Coffee enthusiasts everywhere will cringe at the news that yes, you can overdose on caffeine, and what is considered a 'safe' amount to consume daily is not much for the addict [ahem, like myself] whose blood type might as well be C for coffee by now.
"Safe doses of caffeine are usually quoted at around 200 to 300 milligrams, or two to four cups of coffee per day," said Dr. David Seres, an associate professor of clinical medicine at Columbia University.
To compare, energy drinks often contain around 80 milligrams of caffeine per eight ounces.
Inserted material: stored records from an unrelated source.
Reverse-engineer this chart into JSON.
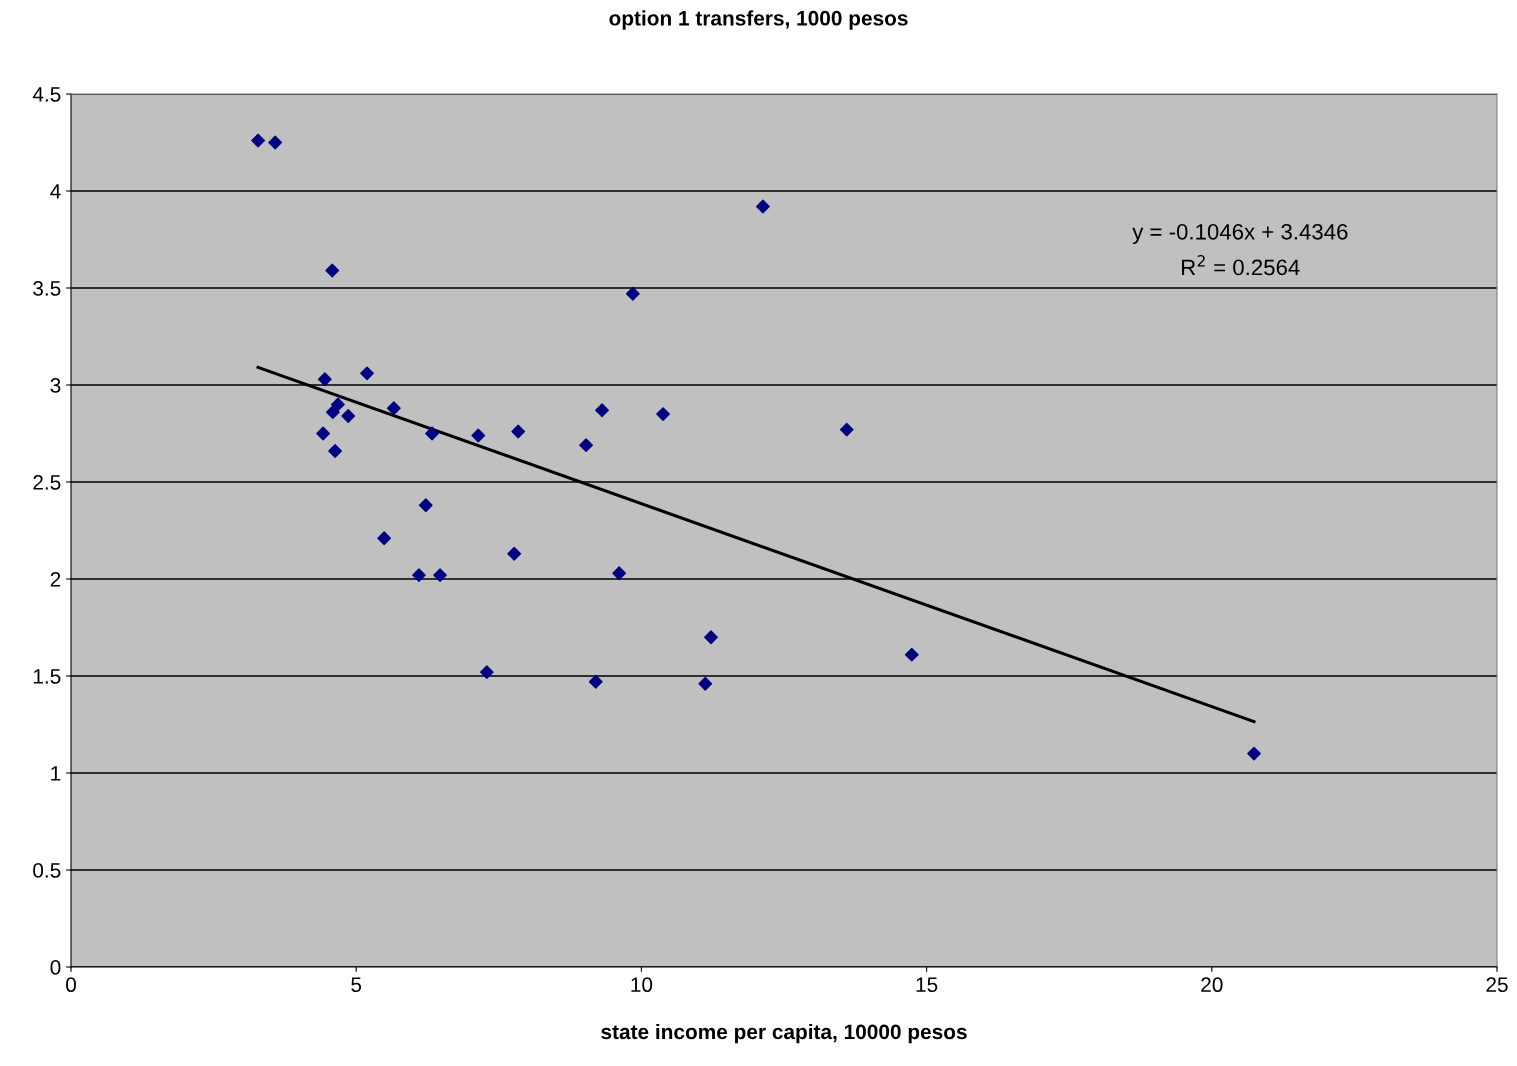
{
  "chart_data": {
    "type": "scatter",
    "title": "option 1 transfers, 1000 pesos",
    "xlabel": "state income per capita, 10000 pesos",
    "xlim": [
      0,
      25
    ],
    "xticks": [
      0,
      5,
      10,
      15,
      20,
      25
    ],
    "ylim": [
      0,
      4.5
    ],
    "yticks": [
      0,
      0.5,
      1,
      1.5,
      2,
      2.5,
      3,
      3.5,
      4,
      4.5
    ],
    "grid": "y",
    "legend": false,
    "marker": "diamond",
    "series": [
      {
        "color": "#000080",
        "x": [
          3.28,
          3.58,
          4.58,
          12.13,
          9.85,
          4.45,
          5.19,
          4.68,
          4.59,
          4.86,
          5.66,
          4.42,
          4.63,
          6.33,
          7.14,
          7.84,
          9.03,
          9.31,
          10.38,
          13.6,
          6.22,
          5.49,
          7.77,
          6.1,
          6.47,
          9.61,
          11.22,
          7.29,
          9.2,
          11.12,
          14.74,
          20.74
        ],
        "values": [
          4.26,
          4.25,
          3.59,
          3.92,
          3.47,
          3.03,
          3.06,
          2.9,
          2.86,
          2.84,
          2.88,
          2.75,
          2.66,
          2.75,
          2.74,
          2.76,
          2.69,
          2.87,
          2.85,
          2.77,
          2.38,
          2.21,
          2.13,
          2.02,
          2.02,
          2.03,
          1.7,
          1.52,
          1.47,
          1.46,
          1.61,
          1.1
        ]
      },
      {
        "type": "line",
        "color": "#000000",
        "marker": "none",
        "x": [
          3.28,
          20.74
        ],
        "values": [
          3.091,
          1.265
        ]
      }
    ],
    "annotations": [
      "y = -0.1046x + 3.4346",
      "R$^{2}$ = 0.2564"
    ]
  }
}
Many of these are now served in 16-ounce containers at the very least, and some are 20 and up.
While caffeine acts as a stimulant for humans, it can also be found in seeds, leaves, and the fruit of plants-- the natural form, that is. There are many artificially created forms of caffeine, as well, and they generally aren't as safe as the organic types, of course.
Many studies, alternatively, have proven caffeine to serve as a health benefit for some. It can potentially protect people from diseases such as Parkinson's, as well as certain types of cancer.
Then there is the other side of the spectrum-- straight up caffeine pills. An example is 357 Magnum Pills, which contain 200 milligrams of caffeine each. For some caffeine addicts who may consume five of these in one sitting, that's a whopping 1,000 milligrams of caffeine all at once-- seriously surpassing the recommended daily amount.
Contrary to popular belief though, a 16-oz cup of coffee, say, from Starbucks, contains 300 milligrams of caffeine, while a 16-oz can of Monster Energy Drink has 240 milligrams. The secret to Monster's immediate energy rise is the sugar, which is also the reason for the dreaded crash soon thereafter.
"Yes, there is absolutely such a thing as caffeine poisoning, and the dose essentially makes the poison," said Barbara Crouch, executive director of the Utah Poison Control Center.